Therefore, the pronominal possessor patterns with pronominal binding in the alienable construction, but the pronominal possessor patterns with anaphoric binding in the inalienable construction. In anaphoric binding, an anaphor requires a coreferent antecedent that c-commands the anaphor and that is in the domain of the anaphor. For example (1b) to obey those conditions, the pronominal possessor must refer to Lucy, not to another possessor that is not mentioned in the sentence. Thus, by having only one grammatical interpretation, (1b) is consistent with anaphoric binding. On the other hand, the interpretation of alienable constructions such as 1a can be ambiguous since it is not restricted by the same properties of anaphoric binding.
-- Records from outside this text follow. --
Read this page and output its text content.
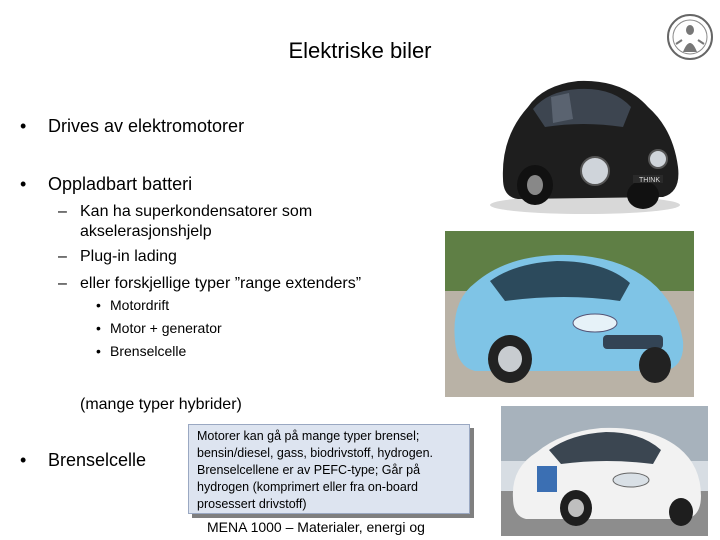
Elektriske biler
• Drives av elektromotorer
• Oppladbart batteri
– Kan ha superkondensatorer som
akselerasjonshjelp
– Plug-in lading
– eller forskjellige typer ”range extenders”
• Motordrift
• Motor + generator
• Brenselcelle
(mange typer hybrider)
• Brenselcelle
Motorer kan gå på mange typer brensel;
bensin/diesel, gass, biodrivstoff, hydrogen.
Brenselcellene er av PEFC-type; Går på
hydrogen (komprimert eller fra on-board
prosessert drivstoff)
MENA 1000 – Materialer, energi og
TH!NK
==Cross-linguistic properties==
Although there are different methods of marking inalienability, inalienable possession constructions usually involve the following features:

- The distinction is confined to attributive possession.
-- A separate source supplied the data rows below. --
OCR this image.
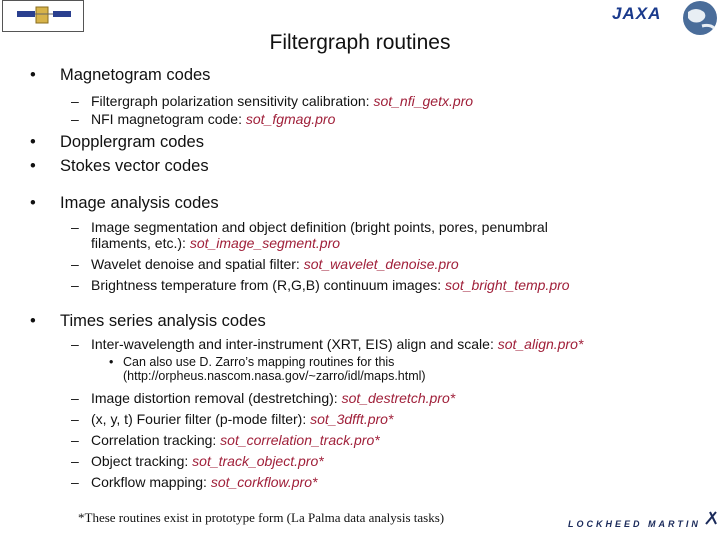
JAXA
Filtergraph routines
• Magnetogram codes
– Filtergraph polarization sensitivity calibration: sot_nfi_getx.pro
– NFI magnetogram code: sot_fgmag.pro
• Dopplergram codes
• Stokes vector codes
• Image analysis codes
– Image segmentation and object definition (bright points, pores, penumbral
filaments, etc.): sot_image_segment.pro
– Wavelet denoise and spatial filter: sot_wavelet_denoise.pro
– Brightness temperature from (R,G,B) continuum images: sot_bright_temp.pro
• Times series analysis codes
– Inter-wavelength and inter-instrument (XRT, EIS) align and scale: sot_align.pro*
• Can also use D. Zarro’s mapping routines for this
(http://orpheus.nascom.nasa.gov/~zarro/idl/maps.html)
– Image distortion removal (destretching): sot_destretch.pro*
– (x, y, t) Fourier filter (p-mode filter): sot_3dfft.pro*
– Correlation tracking: sot_correlation_track.pro*
– Object tracking: sot_track_object.pro*
– Corkflow mapping: sot_corkflow.pro*
*These routines exist in prototype form (La Palma data analysis tasks)	LOCKHEED MARTIN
- Alienable possession requires more phonological or morphological features than inalienable possession.
- Inalienable possession involves a tighter structural bond between the possessor and the possessee.
- Possessive markers on inalienable nouns are etymologically older (Note: For example, in the Native American language Diegueño, the alienable possessive marker (?-ən^{y}) appears to have originated from the inalienable possessive marker (?-ə), which suggests the latter to be older.)
- Inalienable nouns include kinship terms and/or body parts.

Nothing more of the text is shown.